Alex Hamerstone is the Compliance Officer for TOA Technologies, and international workforce management software company. He is a certified auditor.
Chris Sanyk is an IT professional with over twelve years of experience in everything from PC and server hardware to system administration and software development.
Inside the book
By concentrating on wireless networks and Bluetooth, penetration testers and attackers often miss the wealth of information that can be extracted from the remaining radio spectrum used by two-way radios, building control systems, wireless headsets and cameras, and other cordless devices.
Listening on to the guards’ radios can reveal details like their names, shift schedules, and other information that can be used in social engineering attempts; accessing traffic from wireless cameras can offer insight into the guards’ movements and the layout of a building; and so on.
The book contains a great chapter on basic radio theory and radio systems: the electromagnetic spectrum, antennas, radio technology, and regulatory agencies. Even people who are familiar with it all will find it helpful, as the authors keep it short and to the point. For those interested in learning more, the chapter also contains links to books and (occasionally free) online courses.
There is also a thorough chapter on equipment (scanners, antennas, cameras, recording and decoding equipment, etc.) you need to know how to use and on how to choose the right ones (cheap but good ones to start with). Also, the last chapter will give you much needed insight into new technology (digital wireless protocols, software defined radios, network-enabled dispatch systems and more) that can be used for this type of reconnaissance.

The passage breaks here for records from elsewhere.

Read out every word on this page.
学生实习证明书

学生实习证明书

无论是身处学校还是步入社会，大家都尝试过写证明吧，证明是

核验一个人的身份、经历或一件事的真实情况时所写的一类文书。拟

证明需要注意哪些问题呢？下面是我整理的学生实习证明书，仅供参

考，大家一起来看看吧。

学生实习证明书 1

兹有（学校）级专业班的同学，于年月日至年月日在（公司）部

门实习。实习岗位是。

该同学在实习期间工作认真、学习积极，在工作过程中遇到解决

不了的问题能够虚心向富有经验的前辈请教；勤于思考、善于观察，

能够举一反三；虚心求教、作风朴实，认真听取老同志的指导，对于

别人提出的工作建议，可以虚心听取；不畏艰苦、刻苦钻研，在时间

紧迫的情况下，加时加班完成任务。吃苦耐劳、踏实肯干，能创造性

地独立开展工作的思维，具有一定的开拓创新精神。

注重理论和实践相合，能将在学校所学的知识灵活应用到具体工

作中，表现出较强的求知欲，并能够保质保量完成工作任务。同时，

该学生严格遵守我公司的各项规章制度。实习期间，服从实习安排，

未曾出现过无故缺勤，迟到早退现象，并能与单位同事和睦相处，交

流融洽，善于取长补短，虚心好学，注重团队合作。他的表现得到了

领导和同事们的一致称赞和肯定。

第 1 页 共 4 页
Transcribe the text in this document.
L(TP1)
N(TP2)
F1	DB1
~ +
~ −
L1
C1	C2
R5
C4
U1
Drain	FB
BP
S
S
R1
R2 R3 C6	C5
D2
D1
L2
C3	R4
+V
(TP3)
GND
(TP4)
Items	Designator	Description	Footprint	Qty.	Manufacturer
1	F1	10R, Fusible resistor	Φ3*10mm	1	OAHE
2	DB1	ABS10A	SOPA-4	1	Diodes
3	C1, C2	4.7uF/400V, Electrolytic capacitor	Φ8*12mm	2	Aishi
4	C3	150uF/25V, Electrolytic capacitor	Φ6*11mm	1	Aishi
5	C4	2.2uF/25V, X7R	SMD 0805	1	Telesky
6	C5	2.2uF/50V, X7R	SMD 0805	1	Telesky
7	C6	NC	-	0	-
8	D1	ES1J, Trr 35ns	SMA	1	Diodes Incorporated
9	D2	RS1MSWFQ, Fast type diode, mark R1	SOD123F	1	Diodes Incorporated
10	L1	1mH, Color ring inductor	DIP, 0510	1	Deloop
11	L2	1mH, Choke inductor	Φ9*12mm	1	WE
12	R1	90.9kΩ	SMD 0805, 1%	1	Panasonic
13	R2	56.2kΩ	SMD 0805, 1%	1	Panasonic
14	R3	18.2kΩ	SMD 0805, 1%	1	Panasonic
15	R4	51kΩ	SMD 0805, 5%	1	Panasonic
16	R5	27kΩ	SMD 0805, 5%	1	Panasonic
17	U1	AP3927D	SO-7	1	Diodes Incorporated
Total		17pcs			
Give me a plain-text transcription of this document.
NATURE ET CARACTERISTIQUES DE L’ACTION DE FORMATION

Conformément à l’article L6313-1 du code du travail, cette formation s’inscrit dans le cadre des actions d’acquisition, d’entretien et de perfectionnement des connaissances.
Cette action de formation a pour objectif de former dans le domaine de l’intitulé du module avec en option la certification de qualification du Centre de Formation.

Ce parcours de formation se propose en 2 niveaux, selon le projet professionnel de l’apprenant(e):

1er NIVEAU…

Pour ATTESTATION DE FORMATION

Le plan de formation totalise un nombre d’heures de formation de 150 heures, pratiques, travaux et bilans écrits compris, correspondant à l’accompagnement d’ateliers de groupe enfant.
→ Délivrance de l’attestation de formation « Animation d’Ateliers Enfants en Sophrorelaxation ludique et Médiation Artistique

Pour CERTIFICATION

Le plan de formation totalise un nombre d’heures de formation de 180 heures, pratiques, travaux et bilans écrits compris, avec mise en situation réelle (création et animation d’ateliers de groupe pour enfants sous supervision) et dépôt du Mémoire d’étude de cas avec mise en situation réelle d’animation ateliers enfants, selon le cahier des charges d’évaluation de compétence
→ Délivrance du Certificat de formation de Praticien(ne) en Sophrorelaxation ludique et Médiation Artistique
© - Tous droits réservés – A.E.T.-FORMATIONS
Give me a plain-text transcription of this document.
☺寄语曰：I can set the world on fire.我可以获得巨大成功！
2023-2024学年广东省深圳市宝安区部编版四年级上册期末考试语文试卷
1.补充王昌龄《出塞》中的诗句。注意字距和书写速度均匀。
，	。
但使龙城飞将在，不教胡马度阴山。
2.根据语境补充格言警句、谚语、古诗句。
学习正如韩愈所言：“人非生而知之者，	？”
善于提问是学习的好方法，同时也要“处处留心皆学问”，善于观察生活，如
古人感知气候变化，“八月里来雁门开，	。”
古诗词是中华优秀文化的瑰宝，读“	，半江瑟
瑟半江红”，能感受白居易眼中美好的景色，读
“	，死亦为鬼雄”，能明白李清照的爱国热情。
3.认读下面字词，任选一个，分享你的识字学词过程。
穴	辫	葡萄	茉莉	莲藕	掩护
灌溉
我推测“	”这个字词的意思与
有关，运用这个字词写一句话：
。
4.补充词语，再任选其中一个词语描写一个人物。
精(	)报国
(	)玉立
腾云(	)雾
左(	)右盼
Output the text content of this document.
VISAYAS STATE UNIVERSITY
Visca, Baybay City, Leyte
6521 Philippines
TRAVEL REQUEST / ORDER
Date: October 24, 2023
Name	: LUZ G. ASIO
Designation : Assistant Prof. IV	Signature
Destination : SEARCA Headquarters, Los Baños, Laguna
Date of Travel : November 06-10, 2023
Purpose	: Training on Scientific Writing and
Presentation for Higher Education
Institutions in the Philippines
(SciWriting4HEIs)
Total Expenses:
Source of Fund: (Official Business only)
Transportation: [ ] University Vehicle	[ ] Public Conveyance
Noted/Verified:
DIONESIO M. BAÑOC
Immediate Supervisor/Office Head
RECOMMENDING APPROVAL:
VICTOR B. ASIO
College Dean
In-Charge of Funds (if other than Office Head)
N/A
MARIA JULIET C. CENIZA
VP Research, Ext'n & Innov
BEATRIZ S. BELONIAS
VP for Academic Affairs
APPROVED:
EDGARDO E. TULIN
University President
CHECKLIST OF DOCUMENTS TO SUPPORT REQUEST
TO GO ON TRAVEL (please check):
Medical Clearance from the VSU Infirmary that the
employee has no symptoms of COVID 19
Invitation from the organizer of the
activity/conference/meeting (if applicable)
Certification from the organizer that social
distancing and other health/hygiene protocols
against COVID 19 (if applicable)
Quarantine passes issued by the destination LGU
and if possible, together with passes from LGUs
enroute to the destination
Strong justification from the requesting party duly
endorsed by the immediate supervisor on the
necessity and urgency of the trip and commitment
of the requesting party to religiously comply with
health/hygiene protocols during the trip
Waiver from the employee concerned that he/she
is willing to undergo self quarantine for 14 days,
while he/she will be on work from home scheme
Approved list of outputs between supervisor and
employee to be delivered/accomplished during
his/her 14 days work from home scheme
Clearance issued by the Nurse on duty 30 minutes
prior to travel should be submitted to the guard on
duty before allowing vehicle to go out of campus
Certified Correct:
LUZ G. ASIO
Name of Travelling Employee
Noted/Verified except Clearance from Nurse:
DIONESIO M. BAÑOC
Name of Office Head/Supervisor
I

For being such a slim book, it surprisingly thoroughly addresses this (admittedly) narrow subject. The basics are well explained, but the best part of it are the real-world case studies of pentests using radio profiling that are interspersed throughout the book – just for them alone is worth to pick it up. They give great insight both for pentesters and those who are tasked with keeping unauthorized personnel physically and logically out of restricted areas.